Clinical variables employed for modeling LPA in the study included indicator variables for major organ dysfunctions that are typically involved in sepsis. The LPA model showed that the organ dysfunctions were related to each other with special patterns. For example, profile 3 was characterized by the multiple organ failure and circulatory shock, supporting the notion that multiple organ failures have common underlying pathophysiological process of circulatory shock. There is evidence that the circulatory shock usually coexists with coagulopathy and the latter is a good prognostic marker for survival outcome [33, 34]. Sepsis-associated encephalopathy (SAE) is an important complication of sepsis [35] and can occur in up to 82% of patients with sepsis [36]. SAE presents with varying severity ranging from mild confusion to coma. In this study, we identified a subgroup of sepsis patients who were characterized by the severe SAE with a median GCS score of 7 points. The mortality rate of this subclass was the second highest despite preserved functions of other organs, indicating the importance of neurological injury in sepsis.

Several limitations must be acknowledged in this study. First, this study used EHR data which were produced by routine clinical practice. Thus, having missing values is a big problem. Although there are many sophisticated methods to deal with missing values, significant bias may be introduced for those with missing rates greater than 40% [17, 37]. Thus, these variables were excluded from analysis.
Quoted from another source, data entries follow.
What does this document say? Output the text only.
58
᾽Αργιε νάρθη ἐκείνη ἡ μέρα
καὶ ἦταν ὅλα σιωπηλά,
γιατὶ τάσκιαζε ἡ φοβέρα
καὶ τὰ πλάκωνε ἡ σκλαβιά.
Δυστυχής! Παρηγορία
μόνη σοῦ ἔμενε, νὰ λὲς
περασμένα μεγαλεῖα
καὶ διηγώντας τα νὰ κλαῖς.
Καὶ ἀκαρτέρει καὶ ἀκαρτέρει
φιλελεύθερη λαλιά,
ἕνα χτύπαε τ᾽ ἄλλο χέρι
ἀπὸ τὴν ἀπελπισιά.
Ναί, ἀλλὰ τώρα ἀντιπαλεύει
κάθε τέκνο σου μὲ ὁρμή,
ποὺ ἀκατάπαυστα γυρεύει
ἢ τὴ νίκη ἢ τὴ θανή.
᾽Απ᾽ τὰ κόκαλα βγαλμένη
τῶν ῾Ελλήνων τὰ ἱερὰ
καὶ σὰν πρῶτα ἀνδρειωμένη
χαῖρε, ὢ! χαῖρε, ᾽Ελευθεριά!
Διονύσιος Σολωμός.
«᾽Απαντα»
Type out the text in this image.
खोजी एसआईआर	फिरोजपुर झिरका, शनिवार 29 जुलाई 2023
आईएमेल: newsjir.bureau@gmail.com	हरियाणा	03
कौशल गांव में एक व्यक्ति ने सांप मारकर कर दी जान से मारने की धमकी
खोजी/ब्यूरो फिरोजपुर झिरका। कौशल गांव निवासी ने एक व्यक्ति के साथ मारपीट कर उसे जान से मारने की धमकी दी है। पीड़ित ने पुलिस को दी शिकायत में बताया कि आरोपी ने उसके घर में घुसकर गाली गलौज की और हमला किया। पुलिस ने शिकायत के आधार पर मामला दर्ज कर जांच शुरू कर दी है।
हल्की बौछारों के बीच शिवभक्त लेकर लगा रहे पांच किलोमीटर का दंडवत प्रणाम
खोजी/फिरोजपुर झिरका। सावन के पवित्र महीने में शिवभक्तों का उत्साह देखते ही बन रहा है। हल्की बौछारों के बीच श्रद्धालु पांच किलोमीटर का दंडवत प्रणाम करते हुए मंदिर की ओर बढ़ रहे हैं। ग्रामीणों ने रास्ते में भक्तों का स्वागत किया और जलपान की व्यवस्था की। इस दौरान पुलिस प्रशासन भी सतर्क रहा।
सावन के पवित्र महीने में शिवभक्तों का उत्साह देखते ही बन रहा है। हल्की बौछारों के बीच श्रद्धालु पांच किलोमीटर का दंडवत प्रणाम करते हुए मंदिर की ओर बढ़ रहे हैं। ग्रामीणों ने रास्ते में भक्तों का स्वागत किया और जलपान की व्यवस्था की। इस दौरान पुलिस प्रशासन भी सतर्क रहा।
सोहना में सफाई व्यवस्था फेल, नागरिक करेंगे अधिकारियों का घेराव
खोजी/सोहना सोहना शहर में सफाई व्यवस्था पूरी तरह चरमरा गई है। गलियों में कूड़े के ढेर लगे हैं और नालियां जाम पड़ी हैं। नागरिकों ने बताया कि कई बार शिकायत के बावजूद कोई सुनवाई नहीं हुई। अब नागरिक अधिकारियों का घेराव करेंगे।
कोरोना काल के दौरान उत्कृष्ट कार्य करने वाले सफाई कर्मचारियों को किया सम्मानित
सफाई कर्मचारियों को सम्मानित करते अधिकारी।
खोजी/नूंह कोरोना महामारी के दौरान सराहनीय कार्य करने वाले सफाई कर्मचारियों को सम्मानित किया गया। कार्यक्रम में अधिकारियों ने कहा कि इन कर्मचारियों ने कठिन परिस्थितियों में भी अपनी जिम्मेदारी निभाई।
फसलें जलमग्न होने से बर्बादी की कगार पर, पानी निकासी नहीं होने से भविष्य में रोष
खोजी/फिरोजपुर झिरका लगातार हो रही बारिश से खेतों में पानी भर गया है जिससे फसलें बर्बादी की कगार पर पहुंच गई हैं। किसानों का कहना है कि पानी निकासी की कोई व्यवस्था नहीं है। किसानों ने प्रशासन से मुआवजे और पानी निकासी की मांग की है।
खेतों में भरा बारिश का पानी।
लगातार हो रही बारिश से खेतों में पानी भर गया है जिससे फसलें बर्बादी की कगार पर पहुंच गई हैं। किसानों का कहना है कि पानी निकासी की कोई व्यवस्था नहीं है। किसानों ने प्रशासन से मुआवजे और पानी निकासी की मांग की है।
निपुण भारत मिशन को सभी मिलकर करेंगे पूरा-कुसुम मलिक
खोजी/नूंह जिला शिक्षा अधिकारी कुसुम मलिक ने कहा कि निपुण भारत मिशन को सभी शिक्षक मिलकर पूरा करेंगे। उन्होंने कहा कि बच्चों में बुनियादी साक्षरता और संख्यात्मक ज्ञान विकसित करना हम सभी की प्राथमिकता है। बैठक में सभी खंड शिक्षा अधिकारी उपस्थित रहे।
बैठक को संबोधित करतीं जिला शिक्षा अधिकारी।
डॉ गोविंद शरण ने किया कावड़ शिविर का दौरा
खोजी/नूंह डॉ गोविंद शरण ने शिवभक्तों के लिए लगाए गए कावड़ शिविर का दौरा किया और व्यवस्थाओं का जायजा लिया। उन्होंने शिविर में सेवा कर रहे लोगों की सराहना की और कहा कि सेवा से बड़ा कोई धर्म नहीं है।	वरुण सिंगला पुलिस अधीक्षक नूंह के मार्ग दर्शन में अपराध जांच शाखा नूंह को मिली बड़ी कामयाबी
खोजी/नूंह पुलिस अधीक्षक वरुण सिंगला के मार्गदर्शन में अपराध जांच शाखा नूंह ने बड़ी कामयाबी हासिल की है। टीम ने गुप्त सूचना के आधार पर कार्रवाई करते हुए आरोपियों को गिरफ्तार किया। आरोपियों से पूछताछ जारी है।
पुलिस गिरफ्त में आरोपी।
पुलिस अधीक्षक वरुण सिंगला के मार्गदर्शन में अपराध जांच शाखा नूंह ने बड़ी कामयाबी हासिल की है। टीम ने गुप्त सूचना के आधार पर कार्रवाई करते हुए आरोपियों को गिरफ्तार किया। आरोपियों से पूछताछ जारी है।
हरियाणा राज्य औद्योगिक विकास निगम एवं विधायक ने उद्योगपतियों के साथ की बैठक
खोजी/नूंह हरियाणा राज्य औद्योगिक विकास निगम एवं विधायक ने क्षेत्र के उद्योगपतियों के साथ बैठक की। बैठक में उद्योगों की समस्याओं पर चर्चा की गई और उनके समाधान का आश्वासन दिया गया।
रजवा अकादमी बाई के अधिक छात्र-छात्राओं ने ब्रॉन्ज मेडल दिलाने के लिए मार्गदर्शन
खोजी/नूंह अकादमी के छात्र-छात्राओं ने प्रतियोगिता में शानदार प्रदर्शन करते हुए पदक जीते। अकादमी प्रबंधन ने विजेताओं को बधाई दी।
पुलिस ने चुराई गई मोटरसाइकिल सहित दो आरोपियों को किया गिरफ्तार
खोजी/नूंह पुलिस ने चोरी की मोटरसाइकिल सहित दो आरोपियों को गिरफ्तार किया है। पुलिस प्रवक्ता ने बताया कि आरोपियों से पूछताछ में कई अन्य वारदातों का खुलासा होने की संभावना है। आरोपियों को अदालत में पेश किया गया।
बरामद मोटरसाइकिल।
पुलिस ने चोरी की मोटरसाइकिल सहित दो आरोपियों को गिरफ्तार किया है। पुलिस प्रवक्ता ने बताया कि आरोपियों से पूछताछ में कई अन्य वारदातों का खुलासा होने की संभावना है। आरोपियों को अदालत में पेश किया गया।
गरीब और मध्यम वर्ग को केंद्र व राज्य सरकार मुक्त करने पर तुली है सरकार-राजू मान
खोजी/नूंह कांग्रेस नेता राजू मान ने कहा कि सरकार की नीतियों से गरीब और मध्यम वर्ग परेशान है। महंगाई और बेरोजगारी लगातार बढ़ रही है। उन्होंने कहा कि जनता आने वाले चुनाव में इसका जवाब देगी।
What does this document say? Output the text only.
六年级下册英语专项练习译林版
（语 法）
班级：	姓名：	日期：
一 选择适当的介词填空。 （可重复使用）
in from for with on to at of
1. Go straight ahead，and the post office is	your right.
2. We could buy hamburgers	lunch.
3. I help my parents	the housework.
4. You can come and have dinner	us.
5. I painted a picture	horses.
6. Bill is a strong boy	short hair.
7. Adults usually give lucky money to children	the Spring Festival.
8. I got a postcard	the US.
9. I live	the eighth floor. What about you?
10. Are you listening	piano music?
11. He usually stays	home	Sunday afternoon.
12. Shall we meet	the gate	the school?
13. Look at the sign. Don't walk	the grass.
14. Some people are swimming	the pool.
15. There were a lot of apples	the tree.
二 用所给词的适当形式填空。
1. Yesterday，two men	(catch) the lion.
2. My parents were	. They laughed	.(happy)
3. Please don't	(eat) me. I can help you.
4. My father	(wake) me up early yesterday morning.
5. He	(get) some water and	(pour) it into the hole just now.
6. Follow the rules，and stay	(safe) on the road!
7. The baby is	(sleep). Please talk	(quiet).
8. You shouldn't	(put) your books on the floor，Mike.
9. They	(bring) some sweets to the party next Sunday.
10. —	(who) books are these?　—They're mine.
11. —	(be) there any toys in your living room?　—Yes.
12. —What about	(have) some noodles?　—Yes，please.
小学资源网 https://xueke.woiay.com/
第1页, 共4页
Multiple imputations were performed for variables containing missing values. Second, although restricting the variables used for modeling to those available in clinical practice is reasonable, it may limit the separation of classes. It would be better to use biomarkers and genomics as well. However, the biomarkers not routinely obtained were not available in the database. Third, the study was limited by the lack of external validation and thus the results need to be validated in other external datasets. However, we performed internal validation by splitting the whole dataset. The LPA model was first fit in patients enrolled before 2008 and then the model was validated in patients admitted after 2008. Fourth, fluid responsiveness was assessed observationally, as one of several exposures among several subgroups; hence, this association is less robust than if this were done within a randomized trial context. Finally, LPA does not provide a definitive class membership but instead provides posterior probabilities of each class and assigns the class with the highest posterior probability. Because of this, there is uncertainty regarding class membership (for example, patient A has 90% probability of being in class 1, 2% in class 2, 4% in class 3, and 4% in class 4).

Conclusion

This study identified four subphenotypes of sepsis, which showed different mortality outcomes and responses to fluid resuscitation. The subphenotypes need to be validated in external datasets.